Pending hook-image-puller pods

We have recently ran into a problem that has gotten worse and worse.
We run our own custom jupyterhub image (singleuser) in an Azure AKS Kubernetes cluster with autoscaling enabled. We deploy jupyterhub with helm with a new imagetag every time we built a new custom jupyterhub image.

The problem we have started to run into recently when we deploy with helm is that one or more hook-image-puller pods are stuck in pending state and not being scheduled. They should schedule and run and then dissappear.

kubectl describe pod:

The nodes doesn’t have any taints.

Should these pods trigger a scale up?

k8s version is 1.24.6, we are using helm version 3.11.1 and z2jh jupyterhub helm chart 2.0.0
“helm upgrade --install” is used during the deploy.

I am bumping this post

Do you only have this problem when the limitation is Too many pods, or do you also have the same problem when you hit the CPU/memory limit for a node?

@manics

Yes, this is the standard event message from “describe pod” on the pending pod. It is like the kubernetes scheduler is looking for pods to evict but can’t find one but don’t instead trigger a scale up so the pods can schedule on a new, fresh node?

Note:
There are other apps/services besied Jupyterhub running on this nodepool

I meant can you reproduce this problem by hitting the memory/CPU limit on the node, but when the pod limit hasn’t been hit? This will help to narrow down whether it’s a general problem that occurs with all resources, or if it’s only a problem when you hit the number of pods limit.

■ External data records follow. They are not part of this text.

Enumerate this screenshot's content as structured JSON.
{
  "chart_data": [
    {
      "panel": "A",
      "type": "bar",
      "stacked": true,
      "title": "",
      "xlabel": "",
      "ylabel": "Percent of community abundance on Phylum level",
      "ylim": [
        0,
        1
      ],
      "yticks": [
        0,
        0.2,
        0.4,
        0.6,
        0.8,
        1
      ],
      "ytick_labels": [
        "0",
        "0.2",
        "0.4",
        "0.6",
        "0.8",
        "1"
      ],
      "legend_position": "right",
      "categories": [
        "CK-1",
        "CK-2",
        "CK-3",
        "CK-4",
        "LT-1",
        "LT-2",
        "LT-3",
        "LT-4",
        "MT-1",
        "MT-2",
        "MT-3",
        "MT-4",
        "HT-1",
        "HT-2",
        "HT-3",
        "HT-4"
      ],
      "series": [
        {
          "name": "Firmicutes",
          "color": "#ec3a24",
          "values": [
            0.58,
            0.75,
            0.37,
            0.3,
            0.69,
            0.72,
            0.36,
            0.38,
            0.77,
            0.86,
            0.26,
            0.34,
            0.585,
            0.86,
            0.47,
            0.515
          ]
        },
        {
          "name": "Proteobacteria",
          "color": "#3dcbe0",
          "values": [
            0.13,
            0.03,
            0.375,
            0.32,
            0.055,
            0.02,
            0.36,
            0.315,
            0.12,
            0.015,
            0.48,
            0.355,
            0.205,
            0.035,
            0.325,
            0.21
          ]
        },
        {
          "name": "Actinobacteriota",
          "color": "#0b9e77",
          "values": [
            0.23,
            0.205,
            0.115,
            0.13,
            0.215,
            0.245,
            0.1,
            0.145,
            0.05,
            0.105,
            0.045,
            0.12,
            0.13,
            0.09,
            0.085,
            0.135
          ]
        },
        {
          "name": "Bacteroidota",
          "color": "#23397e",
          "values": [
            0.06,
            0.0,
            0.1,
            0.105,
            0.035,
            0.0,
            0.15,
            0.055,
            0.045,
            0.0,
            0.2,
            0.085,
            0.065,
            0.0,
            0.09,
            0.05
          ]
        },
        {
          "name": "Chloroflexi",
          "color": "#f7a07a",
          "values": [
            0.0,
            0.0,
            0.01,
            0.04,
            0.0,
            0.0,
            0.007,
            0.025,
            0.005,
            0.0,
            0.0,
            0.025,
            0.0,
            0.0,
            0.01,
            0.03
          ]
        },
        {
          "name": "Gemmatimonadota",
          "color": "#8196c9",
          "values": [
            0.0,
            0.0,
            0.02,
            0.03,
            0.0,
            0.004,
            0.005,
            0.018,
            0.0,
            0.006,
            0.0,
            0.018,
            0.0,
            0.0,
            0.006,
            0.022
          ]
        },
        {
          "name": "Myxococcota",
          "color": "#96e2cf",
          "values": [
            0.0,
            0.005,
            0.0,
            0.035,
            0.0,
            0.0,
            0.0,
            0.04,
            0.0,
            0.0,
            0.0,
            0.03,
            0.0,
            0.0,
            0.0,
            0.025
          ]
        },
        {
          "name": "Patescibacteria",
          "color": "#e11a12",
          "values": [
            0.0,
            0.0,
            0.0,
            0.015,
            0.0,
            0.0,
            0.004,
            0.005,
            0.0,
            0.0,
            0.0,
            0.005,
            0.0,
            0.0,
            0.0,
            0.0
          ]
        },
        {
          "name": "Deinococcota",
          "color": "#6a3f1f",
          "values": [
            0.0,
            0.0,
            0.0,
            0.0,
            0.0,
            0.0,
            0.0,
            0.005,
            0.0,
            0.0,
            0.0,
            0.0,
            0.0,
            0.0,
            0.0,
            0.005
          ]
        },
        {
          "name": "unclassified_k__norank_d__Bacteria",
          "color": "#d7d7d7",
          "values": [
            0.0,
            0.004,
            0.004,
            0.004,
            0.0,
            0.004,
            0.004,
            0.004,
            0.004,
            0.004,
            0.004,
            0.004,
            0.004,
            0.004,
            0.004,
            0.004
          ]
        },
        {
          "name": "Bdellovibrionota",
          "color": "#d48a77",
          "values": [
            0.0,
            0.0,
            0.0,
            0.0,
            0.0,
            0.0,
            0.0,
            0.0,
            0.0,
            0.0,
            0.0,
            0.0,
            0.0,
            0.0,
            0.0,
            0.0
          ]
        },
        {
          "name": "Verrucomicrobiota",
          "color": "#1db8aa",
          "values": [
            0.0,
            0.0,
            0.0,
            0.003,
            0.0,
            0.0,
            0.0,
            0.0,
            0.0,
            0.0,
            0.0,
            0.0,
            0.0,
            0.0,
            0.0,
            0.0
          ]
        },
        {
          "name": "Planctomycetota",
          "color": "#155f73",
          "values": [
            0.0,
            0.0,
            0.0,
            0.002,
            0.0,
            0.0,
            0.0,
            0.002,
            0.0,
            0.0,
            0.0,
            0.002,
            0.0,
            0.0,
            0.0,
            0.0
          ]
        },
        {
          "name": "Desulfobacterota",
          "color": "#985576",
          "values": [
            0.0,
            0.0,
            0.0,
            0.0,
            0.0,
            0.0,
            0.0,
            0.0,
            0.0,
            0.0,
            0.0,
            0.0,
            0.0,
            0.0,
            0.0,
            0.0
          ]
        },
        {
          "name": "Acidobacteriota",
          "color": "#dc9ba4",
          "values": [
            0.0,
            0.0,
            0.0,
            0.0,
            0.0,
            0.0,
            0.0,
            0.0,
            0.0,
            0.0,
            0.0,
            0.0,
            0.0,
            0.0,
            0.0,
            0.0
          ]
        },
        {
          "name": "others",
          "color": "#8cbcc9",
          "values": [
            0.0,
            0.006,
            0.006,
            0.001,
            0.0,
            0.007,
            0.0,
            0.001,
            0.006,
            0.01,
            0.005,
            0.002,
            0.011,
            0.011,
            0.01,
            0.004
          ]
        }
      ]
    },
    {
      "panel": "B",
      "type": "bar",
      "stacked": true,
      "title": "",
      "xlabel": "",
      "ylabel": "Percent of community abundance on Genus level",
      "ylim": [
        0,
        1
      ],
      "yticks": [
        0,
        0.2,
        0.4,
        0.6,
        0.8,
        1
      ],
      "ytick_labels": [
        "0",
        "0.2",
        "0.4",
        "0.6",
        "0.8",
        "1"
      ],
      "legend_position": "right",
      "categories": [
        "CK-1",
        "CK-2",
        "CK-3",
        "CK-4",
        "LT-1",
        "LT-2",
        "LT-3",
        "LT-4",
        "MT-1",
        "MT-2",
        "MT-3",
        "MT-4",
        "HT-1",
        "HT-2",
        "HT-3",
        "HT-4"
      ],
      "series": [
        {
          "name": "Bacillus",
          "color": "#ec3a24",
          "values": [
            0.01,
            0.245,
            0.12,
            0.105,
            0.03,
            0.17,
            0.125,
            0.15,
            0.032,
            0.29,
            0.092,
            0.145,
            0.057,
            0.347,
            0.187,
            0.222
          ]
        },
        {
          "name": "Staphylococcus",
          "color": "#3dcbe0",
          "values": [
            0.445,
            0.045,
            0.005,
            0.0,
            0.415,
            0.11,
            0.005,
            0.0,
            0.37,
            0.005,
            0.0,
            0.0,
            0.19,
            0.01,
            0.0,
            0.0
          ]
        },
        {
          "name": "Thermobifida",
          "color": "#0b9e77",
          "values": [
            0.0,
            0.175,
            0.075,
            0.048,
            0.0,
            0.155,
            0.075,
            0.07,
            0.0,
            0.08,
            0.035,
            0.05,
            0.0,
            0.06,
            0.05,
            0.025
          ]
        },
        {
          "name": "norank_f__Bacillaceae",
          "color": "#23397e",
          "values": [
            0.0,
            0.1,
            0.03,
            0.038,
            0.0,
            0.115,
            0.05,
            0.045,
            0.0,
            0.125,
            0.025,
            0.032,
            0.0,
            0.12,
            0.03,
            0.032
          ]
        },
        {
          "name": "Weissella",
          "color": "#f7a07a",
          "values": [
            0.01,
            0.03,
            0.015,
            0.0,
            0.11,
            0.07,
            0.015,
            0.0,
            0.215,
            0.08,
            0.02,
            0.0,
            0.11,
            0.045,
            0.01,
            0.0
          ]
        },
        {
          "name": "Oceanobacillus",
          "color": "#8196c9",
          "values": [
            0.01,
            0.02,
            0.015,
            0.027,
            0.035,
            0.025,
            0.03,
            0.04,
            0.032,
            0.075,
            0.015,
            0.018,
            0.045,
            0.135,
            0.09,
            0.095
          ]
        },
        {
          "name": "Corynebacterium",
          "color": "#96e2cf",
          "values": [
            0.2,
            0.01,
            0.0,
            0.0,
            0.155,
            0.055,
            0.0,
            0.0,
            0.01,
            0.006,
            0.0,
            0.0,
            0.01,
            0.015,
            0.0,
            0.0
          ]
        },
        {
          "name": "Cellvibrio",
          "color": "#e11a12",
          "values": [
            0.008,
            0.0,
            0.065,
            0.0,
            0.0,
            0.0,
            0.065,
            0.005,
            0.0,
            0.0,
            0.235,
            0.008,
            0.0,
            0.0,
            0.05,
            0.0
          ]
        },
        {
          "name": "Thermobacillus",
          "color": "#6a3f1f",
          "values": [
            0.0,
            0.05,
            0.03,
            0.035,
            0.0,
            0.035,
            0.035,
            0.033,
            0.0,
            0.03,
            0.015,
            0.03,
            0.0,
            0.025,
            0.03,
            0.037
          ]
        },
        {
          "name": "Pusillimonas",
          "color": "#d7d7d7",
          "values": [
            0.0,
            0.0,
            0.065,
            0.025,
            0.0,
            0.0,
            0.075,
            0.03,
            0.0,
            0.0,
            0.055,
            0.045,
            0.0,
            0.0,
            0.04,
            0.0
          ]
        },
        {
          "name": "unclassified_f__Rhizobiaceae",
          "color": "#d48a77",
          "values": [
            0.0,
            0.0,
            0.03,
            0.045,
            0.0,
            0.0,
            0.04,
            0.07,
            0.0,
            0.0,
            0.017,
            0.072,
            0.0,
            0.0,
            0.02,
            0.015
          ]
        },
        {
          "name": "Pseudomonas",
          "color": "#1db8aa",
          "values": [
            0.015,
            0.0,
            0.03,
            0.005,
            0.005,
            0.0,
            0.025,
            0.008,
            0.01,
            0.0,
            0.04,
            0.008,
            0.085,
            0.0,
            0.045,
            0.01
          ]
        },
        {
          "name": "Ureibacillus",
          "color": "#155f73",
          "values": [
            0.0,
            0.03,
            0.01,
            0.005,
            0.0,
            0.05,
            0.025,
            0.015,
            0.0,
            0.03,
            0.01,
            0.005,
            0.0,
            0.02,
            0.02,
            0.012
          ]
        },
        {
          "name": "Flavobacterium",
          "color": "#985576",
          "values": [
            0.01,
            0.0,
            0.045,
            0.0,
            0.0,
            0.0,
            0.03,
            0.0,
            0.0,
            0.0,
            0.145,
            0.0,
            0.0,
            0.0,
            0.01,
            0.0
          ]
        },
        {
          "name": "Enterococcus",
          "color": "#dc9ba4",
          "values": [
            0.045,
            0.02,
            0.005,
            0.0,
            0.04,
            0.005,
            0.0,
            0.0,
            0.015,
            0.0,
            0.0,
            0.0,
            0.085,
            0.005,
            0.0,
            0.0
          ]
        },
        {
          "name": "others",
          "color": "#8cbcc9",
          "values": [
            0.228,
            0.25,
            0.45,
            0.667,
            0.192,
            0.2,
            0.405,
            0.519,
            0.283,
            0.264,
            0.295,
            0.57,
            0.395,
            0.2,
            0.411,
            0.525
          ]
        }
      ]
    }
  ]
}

Could you also try and reproduce this on a seperate cluster with no other applications running, in case there’s some interaction with the non-Z2JH pods?

1 Like

@manics

That would be something to try out but I am not sure that there is a lack of resource problem. What is clear though is that the only node that hasn’t a hook-image-puller pod scheduled is maxed out with 30 pods which is the max in this nodepool. It seems that this prevents the pod to schedule on that node and not trigger a scale up?

It is clearly a number of pods problem. I just deleted a pod in a non jupyterhub related deployment on the node which the hook-image-puller can’t be scheduled on and voila it could no schedule. It seems like the hook-image-puller daemonset reiles on there is always free space for more pods on nodes and doesn’t trigger a scale up?